The program incentivizes investment in OZs by deferring and partially avoiding capital gains tax for those who invest in a Qualified Opportunity Fund (QOF), a U.S. partnership or corporation that intends to invest at least 90% of its holdings in one or more qualified OZs.
Any individual, corporation or trust can defer gains from the sale or exchange of property by investing an amount equal to such gains in a QOF within 180 days of such gain.
1. Taxation on the original gain is deferred until the earlier of disposition of the QOF interest or Dec. 31, 2026.
2. Reduction of those deferred taxes by 10 percent if property is held for 5 years and by 15 percent if property is held for 7 years.
3. No taxes due on any additional gain generated by the QOF upon sale or exchange of the investment if a QOF is held for 10 or more years.
The benefits from the federal level may be combined with local incentives, such as tax increment financing incentives or other project entitlements.
Example: A corporation originally invested $1,000 into an asset, and then sold that asset for $1,100 in 2019. Subsequently, it invested $100 (gain on sale equal to $1,100 - $1,000 of basis) in a QOF within 180 days and that QOF invested in a property in a QOZ. In this scenario, the corporation does not need to pay the $21 ($100 * 21 percent) of taxes on the $100 gain in 2019, and it can defer the tax until as late as 2026. If the investment is held in the QOF for 5 years and then sold in 2024, taxes owed are $18.90 ($21 * 90 percent).

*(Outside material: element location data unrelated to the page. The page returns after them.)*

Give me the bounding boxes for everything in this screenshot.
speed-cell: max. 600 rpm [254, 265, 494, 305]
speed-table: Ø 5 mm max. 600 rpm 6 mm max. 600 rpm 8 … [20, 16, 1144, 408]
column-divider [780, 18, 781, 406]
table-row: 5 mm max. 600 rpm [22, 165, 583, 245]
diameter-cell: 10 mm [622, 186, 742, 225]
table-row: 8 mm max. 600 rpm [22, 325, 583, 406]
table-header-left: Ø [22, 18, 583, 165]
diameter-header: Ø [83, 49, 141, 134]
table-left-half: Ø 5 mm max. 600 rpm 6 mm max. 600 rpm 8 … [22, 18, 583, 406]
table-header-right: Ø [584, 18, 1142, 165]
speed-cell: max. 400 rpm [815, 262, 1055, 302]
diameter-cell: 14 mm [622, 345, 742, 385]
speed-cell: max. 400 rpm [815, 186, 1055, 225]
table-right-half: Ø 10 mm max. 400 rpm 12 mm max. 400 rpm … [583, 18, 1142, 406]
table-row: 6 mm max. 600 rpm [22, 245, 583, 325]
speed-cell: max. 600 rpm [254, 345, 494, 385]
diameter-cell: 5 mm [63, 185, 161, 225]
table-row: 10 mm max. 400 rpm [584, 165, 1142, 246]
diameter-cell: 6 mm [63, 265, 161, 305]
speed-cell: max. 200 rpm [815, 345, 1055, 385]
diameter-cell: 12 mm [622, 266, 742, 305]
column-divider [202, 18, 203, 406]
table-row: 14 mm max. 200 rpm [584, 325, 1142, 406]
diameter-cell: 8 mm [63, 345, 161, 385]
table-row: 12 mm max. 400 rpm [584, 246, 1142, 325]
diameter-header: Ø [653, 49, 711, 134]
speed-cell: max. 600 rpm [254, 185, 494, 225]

If the investment is held for 7 years and sold in 2026, taxes owed are $17.85 ($21 * 85 percent). Even if the investment is held in the QOF beyond 2026, taxes equal to $17.85 are still owed as of 12/31/2026.
However, if the investment is held in the QOF for 10 years or more, the corporation may elect to step up the basis of its investment to the fair market value, which may result in no capital gains being recognized and thus no further tax paid upon its sale of the asset.

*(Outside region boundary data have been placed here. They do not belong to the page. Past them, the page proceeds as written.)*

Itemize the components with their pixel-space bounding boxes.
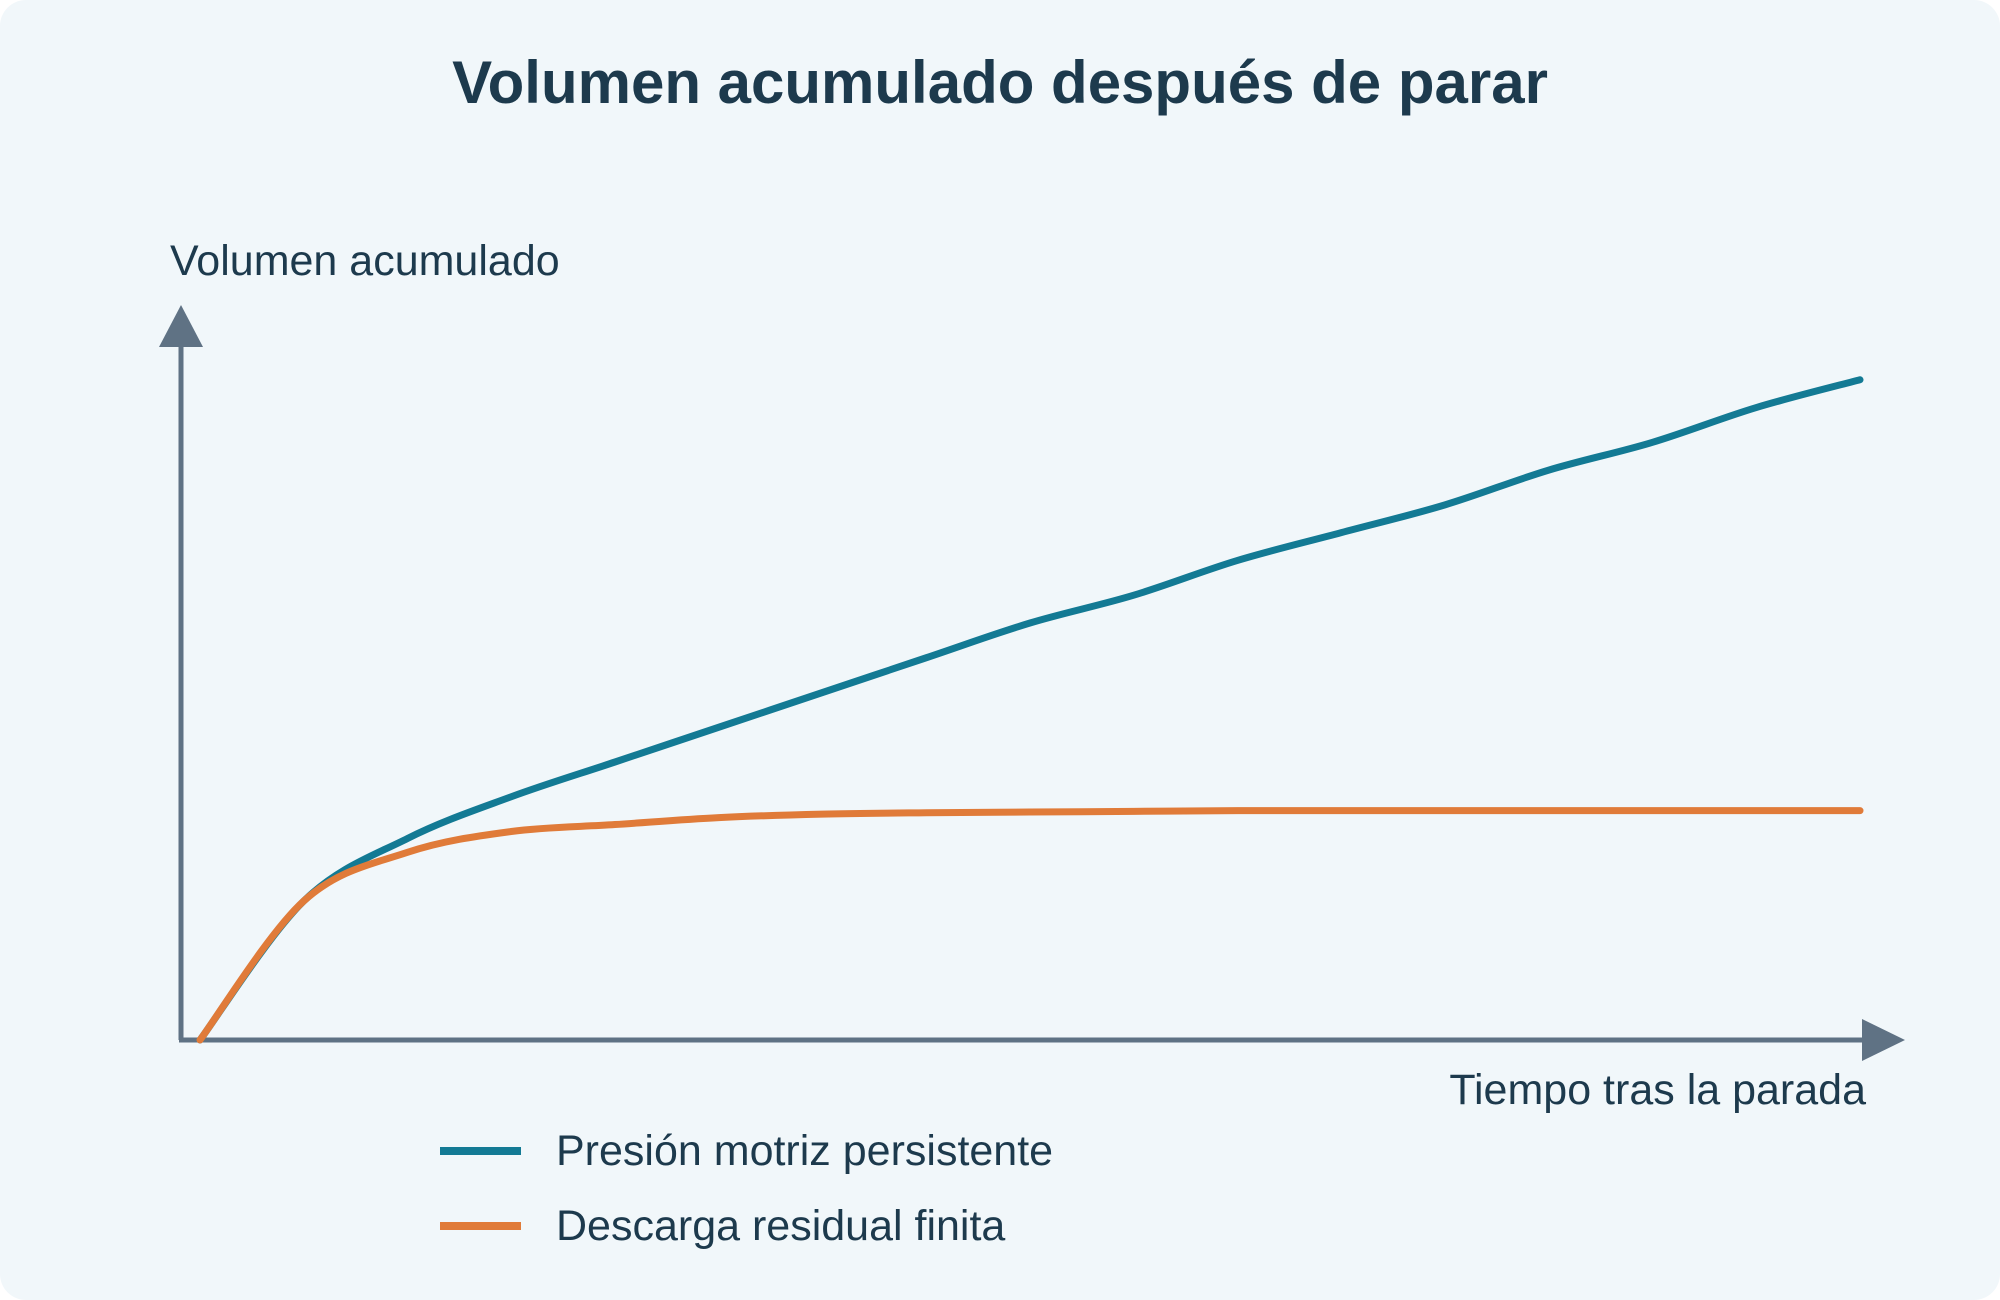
- legend-label-presion: Presión motriz persistente: [556, 1127, 1053, 1175]
- y-axis-arrow-icon: [159, 305, 203, 347]
- legend: Presión motriz persistente Descarga resi…: [440, 1127, 1053, 1250]
- chart-title: Volumen acumulado después de parar: [452, 49, 1548, 116]
- x-axis-arrow-icon: [1862, 1019, 1905, 1061]
- legend-label-descarga: Descarga residual finita: [556, 1202, 1005, 1250]
- series-line-1: [196, 807, 1864, 1044]
- series-layer: [196, 376, 1864, 1044]
- series-line-0: [196, 376, 1864, 1044]
- y-axis-label: Volumen acumulado: [170, 237, 560, 285]
- x-axis-label: Tiempo tras la parada: [1449, 1066, 1866, 1114]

Sounds great, but where are they?
In addition to gaining clarification from the Department of Treasury and the IRS, there are other practical hurdles to clear before a deal can really take off. OZs are typically areas that have chronically low employment rates and incomes, which are in turn areas that are not appealing to traditional investors. Although the program was designed to encourage the flow of capital into and development of these areas, thereby creating jobs and raising incomes, the practical side of finding real estate deals given the economics is a struggle.
One solution would be to combine other sources to the capital stack. Public-private partnerships could help facilitate deals. As aforementioned, projects could benefit by receiving a TIF or PILOT designation, reducing property taxes, and LIHTC and NMTC projects are a good match given the term of the respective programs align well with the benefit period of projects in OZs.
Additionally, real estate facilities that serve public and private uses may prove to be a good fit, such as new K-12 or charter schools, higher education teaching, research facilities, government office buildings or sports facilities. The opportunity zone program provides tax advantages that may allow private capital to be more willing to accept lower returns on a long-term lease or a build to suite for a government use, given the enhanced return provided by the tax advantages.
Finally, the Opportunity Zone Program is in its infant stage. People are trying to figure it out, and further guidance is needed. However, in terms of tax reform it is exciting, as the most recent overhaul to compare it to happened more than three decades ago with the Tax Reform Act of 1986 when public housing moved out of governments' hands and over to private developers. The reasons for tax reform in both of these cases are similar. There was then and is today, an extreme lack of development and capital going into lower income areas, and the government and America is realizing it is a bigger issue than they can fix alone. They are realizing that we need to do it together, through private/public partnerships - and if it proves to be as successful as the Tax Reform Act of 1986, it will be truly wonderful to see what new development is built over the course of the next couple decades.